This is of course not something every mortal is privileged to do: to make ‘work’ an exciting, fulfilling and meaningful part of life. I acknowledge that, actually, those of us who aim for this, or who are in a position to choose this path, live in a comfortable bubble compared with millions of fellow human beings.
Perhaps even a more compelling reason to use the privilege that we have been given. Perhaps a reason why good mangers not only manage a company well but also have the keys for a ‘good lived life’ of fellow co-workers.
I fear this sounds platitude-like but I think we take for granted that those of us who discuss employee engagement and work-life balance, and pontificate on pros and cons, are in such a tiny minority in the world that run the risk of living in a colossal navel-gazing.
Those of us in the bubble – that includes you fellow bubble reader – have perhaps a moral obligation to make the most of those powers to shape our working environments on behalf of those who are completely stuck and unable to move a finger.
Bringing morality to the HR/OD/Organizational party is not popular, but who says we should be?

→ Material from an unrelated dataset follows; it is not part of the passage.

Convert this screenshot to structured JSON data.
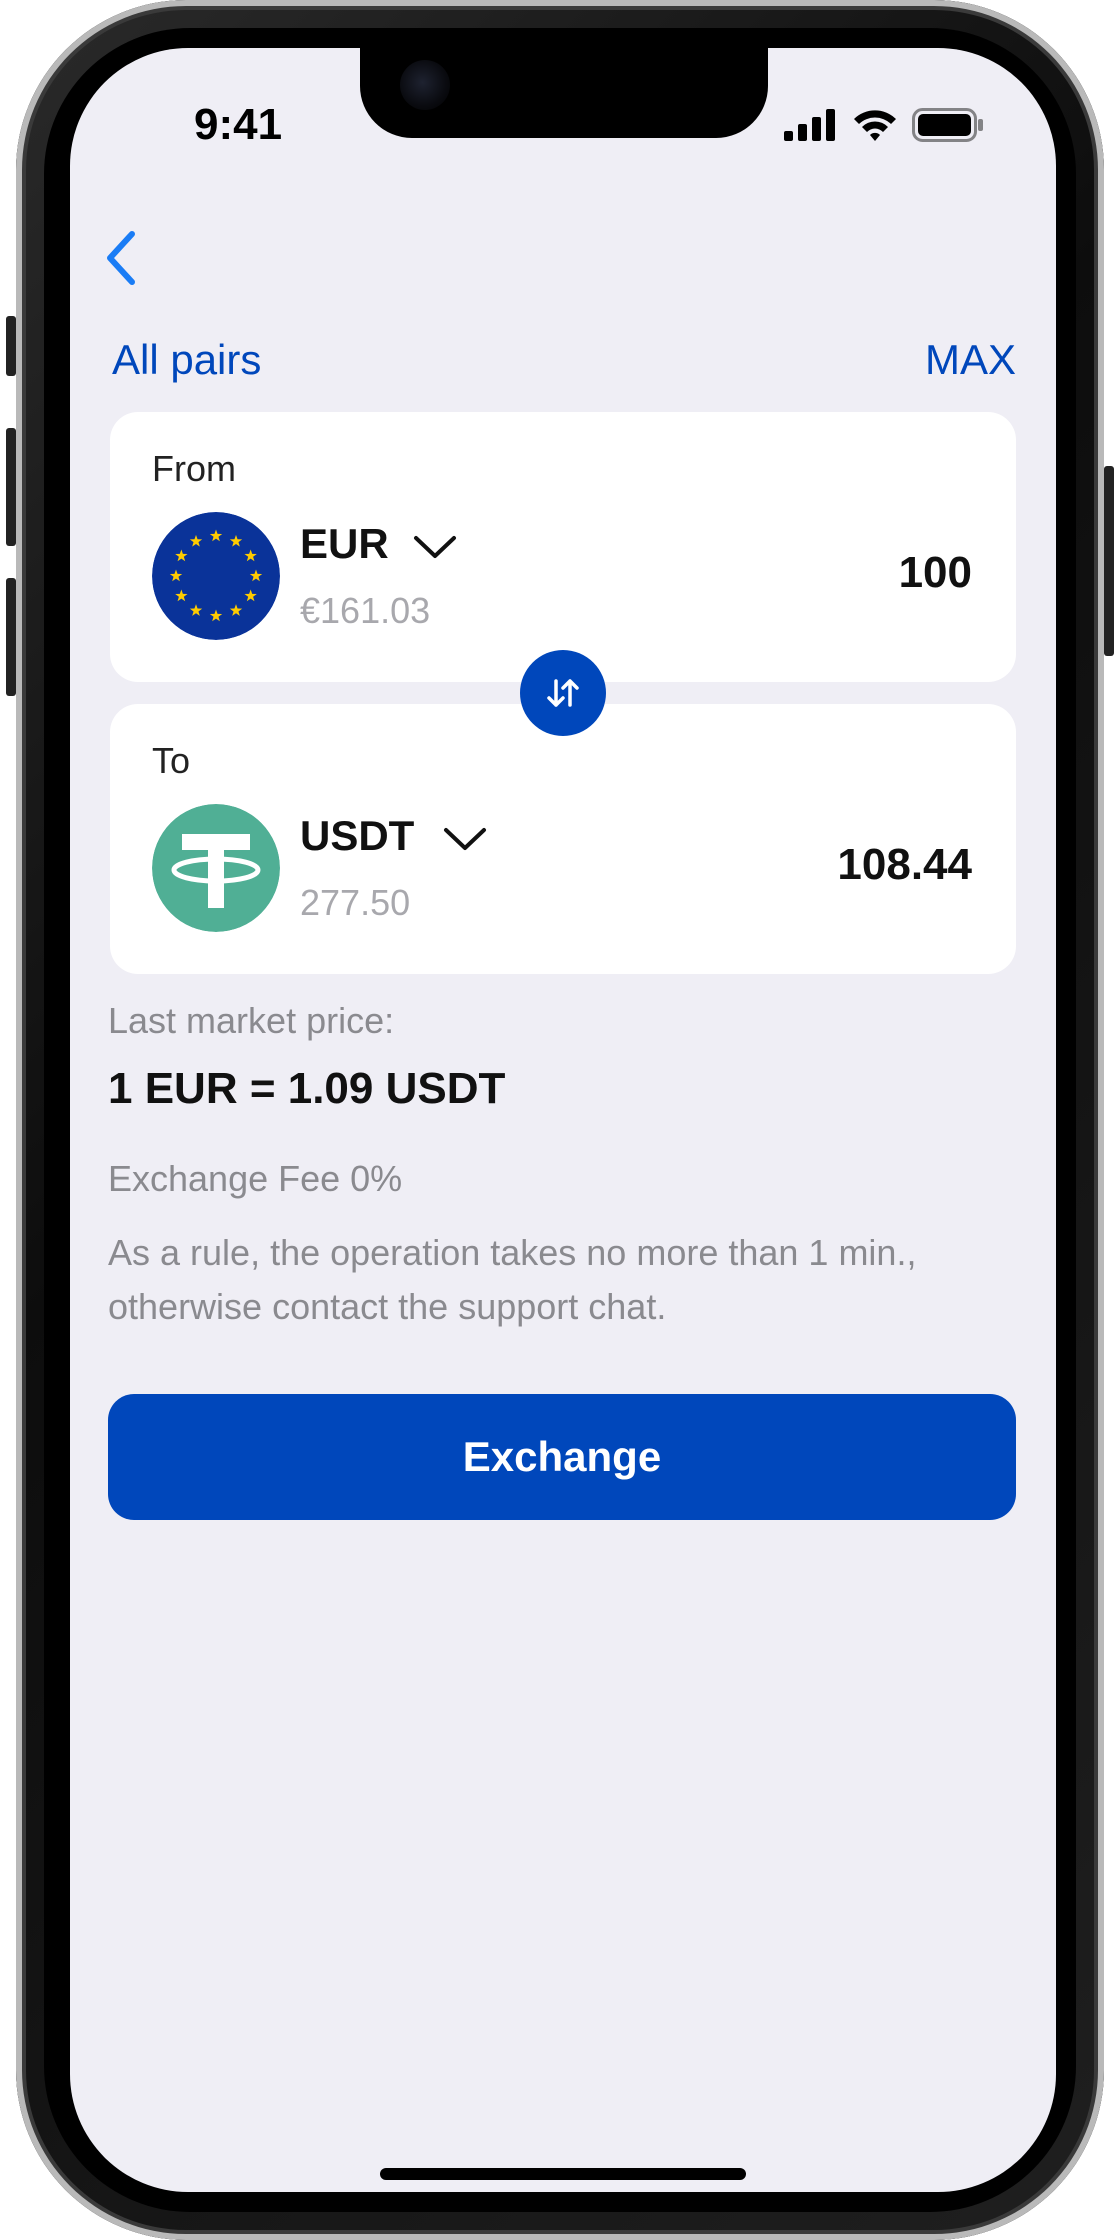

Steve Jobs’ super-quoted phrases from his Stanford Commencement Address of 2015, the famous ‘stay hungry, stay foolish’ and ‘’You’ve got to find what you love,’ are still bubble speak but I can’t think of a better calls to action.
Every time I hear people saying that they care so much, above all, about their work-life balance I feel a bit sad. Mainly, because they need to distinguish between life (good) and work (less good). OK, or at least there is an antagonism, otherwise why to bother to stress it? I know, I know, they mean well, they don’t want to be sucked into permanent ‘work’, OK, I get it. But those who really master the famous work-life balance, are those who do it and don’t talk about it.
For those of us in the bubble I’d like to send an unpopular request: stop talking about work-life balance and find if you can (perhaps you have already but don’t know) that ‘thing that you love’ that allows you to ‘stay foolish and stay hungry’. Then live both fully. Each of us have different ways to connect and disconnect ‘with work’, to protect spaces of reflection, to engage or disengage with others (and that includes family, friends and colleagues) but I do not believe you can put a rigid timetable to it.
I have yet to meet a serious artist who paints her beautiful drawings from 13:30 to 16:45 (work) and then switches to ‘life’. At least not in my bubble.
I can feel a very long conversation with managers. And all of those conversations start with the word ‘but’.